RESULTS OF MAJOR STUDY ON SMOKING CESSATION
In a major study carried out by the New Scientist in 1992, the success rate was:
94% with Hypnotherapy
30% with Breathing,
29% with Aversion Therapy,
25% with Acupuncture,
20% with Nicotine patches,
10% Nicotine gum,
6% with Willpower!
You know that drug companies want you to try their stuff, but you must be aware of the great risks involved. Many have died as a result of taking ZYBAN or felt awful on patches or gum. They will also tell you that you need will power. Don't believe them, you have a mind that is more powerful than the most technologically advanced computer in the world. Hypnotherapy allows you to tap into this massive powerhouse and achieve the impossible. This therapy is safe, effective, and easy.
FURTHER STATISTICS ON SMOKING
- Smoking related illnesses kill over 120,000 people in Britain every year, that is 14 deaths per hour!
- In the 50 years to 2000, tobacco related diseases have killed over 60 million people.
- Smoking causes 50 different illnesses and 20 ways of killing you.
- 264,000 smokers are admitted to NHS per annum.
- It costs the NHS £1.7b a year.
- Smoking wastes 8 million consultations every year.
- A third of all cancer deaths are attributable to smoking. Really not a nice way to die.
- A smoker wastes more than £30,000 over a life time. All this money goes up in smoke! What an investment for the tobacco companies.
The best alternative treatment for . . . stopping smoking - What to do instead
* Hypnotherapy and acupuncture may be able to help with smoking addiction (Med Clin North Am, 2004; 88: 1607-21)
* Take Rhodiola rosea, a plant is used in Eastern European and Asian traditional medicine. It is claimed to have an antidepressant effect that could ease the negative feelings associated with quitting smoking (Altern Med Rev, 2001; 6: 293-302)
* Try taking glucose tablets to keep your blood sugar levels from dropping. A small body of evidence suggests that low blood sugar triggers cravings (CNS Drugs, 2001; 15: 261-5)
* Transcendental Meditation reduces stress and has been linked to helping people to succeed in stopping smoking (Aust Fam Physician, 2002; 31: 164-8)

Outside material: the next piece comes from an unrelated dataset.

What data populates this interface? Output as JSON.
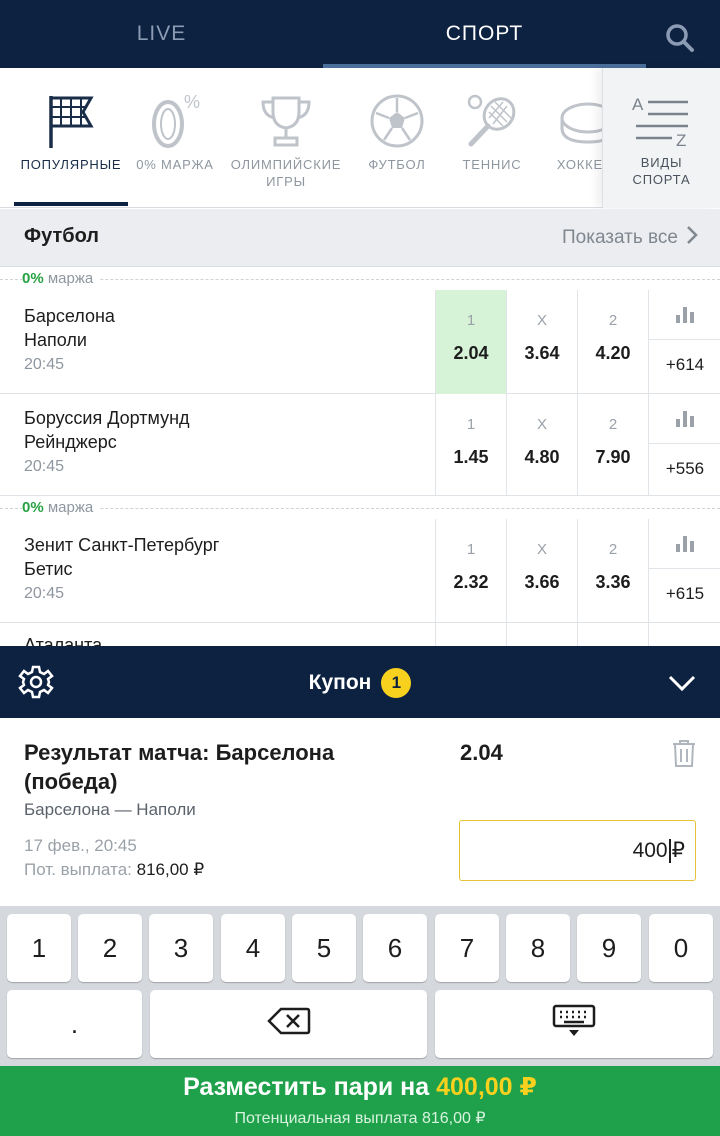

* Enlist the help of others. Having the support of a counsellor or joining a support group increases the chances of success. The quit rate associated with behavioural support is about the same as for nicotine replacement therapy (NRT), but without the side-effects. Individual counselling is the most effective form of behavioural support (BMJ, 2000; 321: 355-8) and combining it with NRT, if appropriate, offers the best long-term chances of success (BMJ, 2004; 328: 397-9)
* Self-help aids such as motivational books may help to quit smoking, though they’re not as effective as behavioural support (BMJ, 2000; 321: 355-8)
* Seek the help of groups such as QUIT (e-mail: email@example.com), an independent charity which aims to save lives by helping smokers to stop (tel: 0800 002 200). It also offers free, individual, same-day advice via e-mail (firstname.lastname@example.org)
* Try calling the NHS Smoking Helpline (0800 169 0169); see www.dh.gov.uk for more smoking-related information
* Use willpower! Ultimately, you will never quit smoking if you don’t want to.